To effectively treat picking or pulling that’s become unmanageable, we must understand the FUNCTION of the behavior. If the function of picking or pulling is to reduce anxiety, then exposure and response prevention (ERP) in a more traditional form can be helpful, teaching clients to tolerate anxiety without picking or pulling, increasing intensity of stimuli over time. If the function of the behavior is stimming, however, regular ERP is unlikely to work as there’s no anxiety preceding the event.

Folks with stimming behavior typically don’t remember feeling anxious or even meaning to pick or pull. They often do it when concentrating on other activities. Neurodivergent folks, especially, have sensory needs that aren't met by a neurotypical world and stimming is often a bridge that helps them function. For this reason, I try to be very careful in targeting treatment only to the areas of stimming that are causing my client harm and distress.
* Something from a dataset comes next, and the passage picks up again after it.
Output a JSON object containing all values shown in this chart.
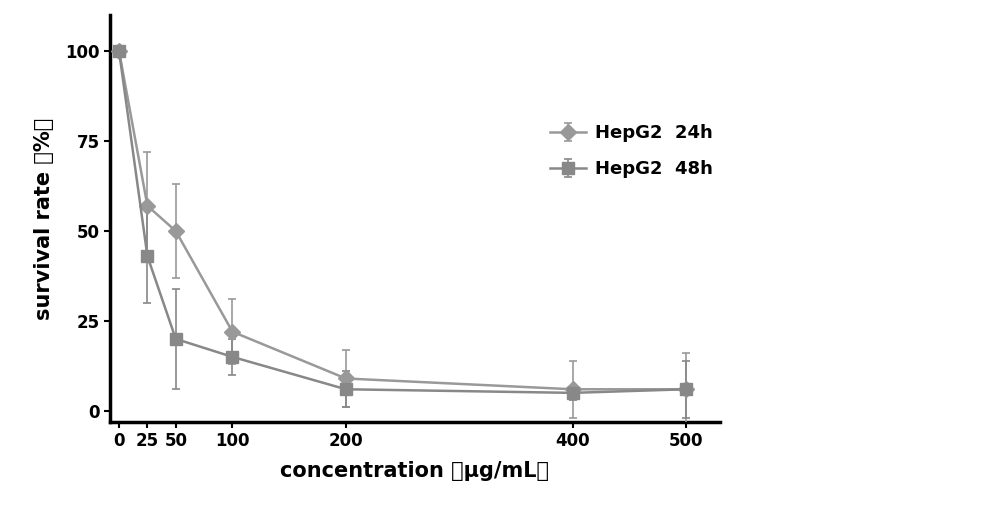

To do this, I ask my client to identify the areas they’d like more flexibility in their picking and pulling behavior and we then implement habit reversal training (HRT).

Is HRT just ERP?

I mean basically, yes. It’s the same underlying theory. I now differentiate the two in my own practice by whether the goal is to “reduce anxiety AND not pick/pull/stim (ERP)” vs. “choose a less harmful stim (HRT)”

In my version of HRT, we analyze when a client is likely to pick, set up harm reduction tools like fidgets in high risk areas to provide for sensory needs but reduce harm, practice turning on all the risk factors for picking or pulling, and then ask them to practice a new and less destructive stim. ERP for anxious picking is a little more involved, in my experience.

When I first learned about HRT, it was done WITHOUT a substitute behavior to provide for sensory needs. Instead, we analyzed the behaviors, increased awareness, taught folks relaxation exercises, and practiced NOT picking while doing high risk activities. This is more like traditional ERP, but as I’ve begun treating more and more neurodivergent folks, I’ve shifted to the softer “put fidgets everywhere,” meet your sensory needs, and just learn to use those rather than picking your body apart, approach.

So if you are a picker or puller, consider the function of the behavior as you choose the therapy approach that’s best for you. If you know you’re neurodivergent, please ask your clinician to help you meet your sensory needs rather than simply neglecting them in the service of ERP!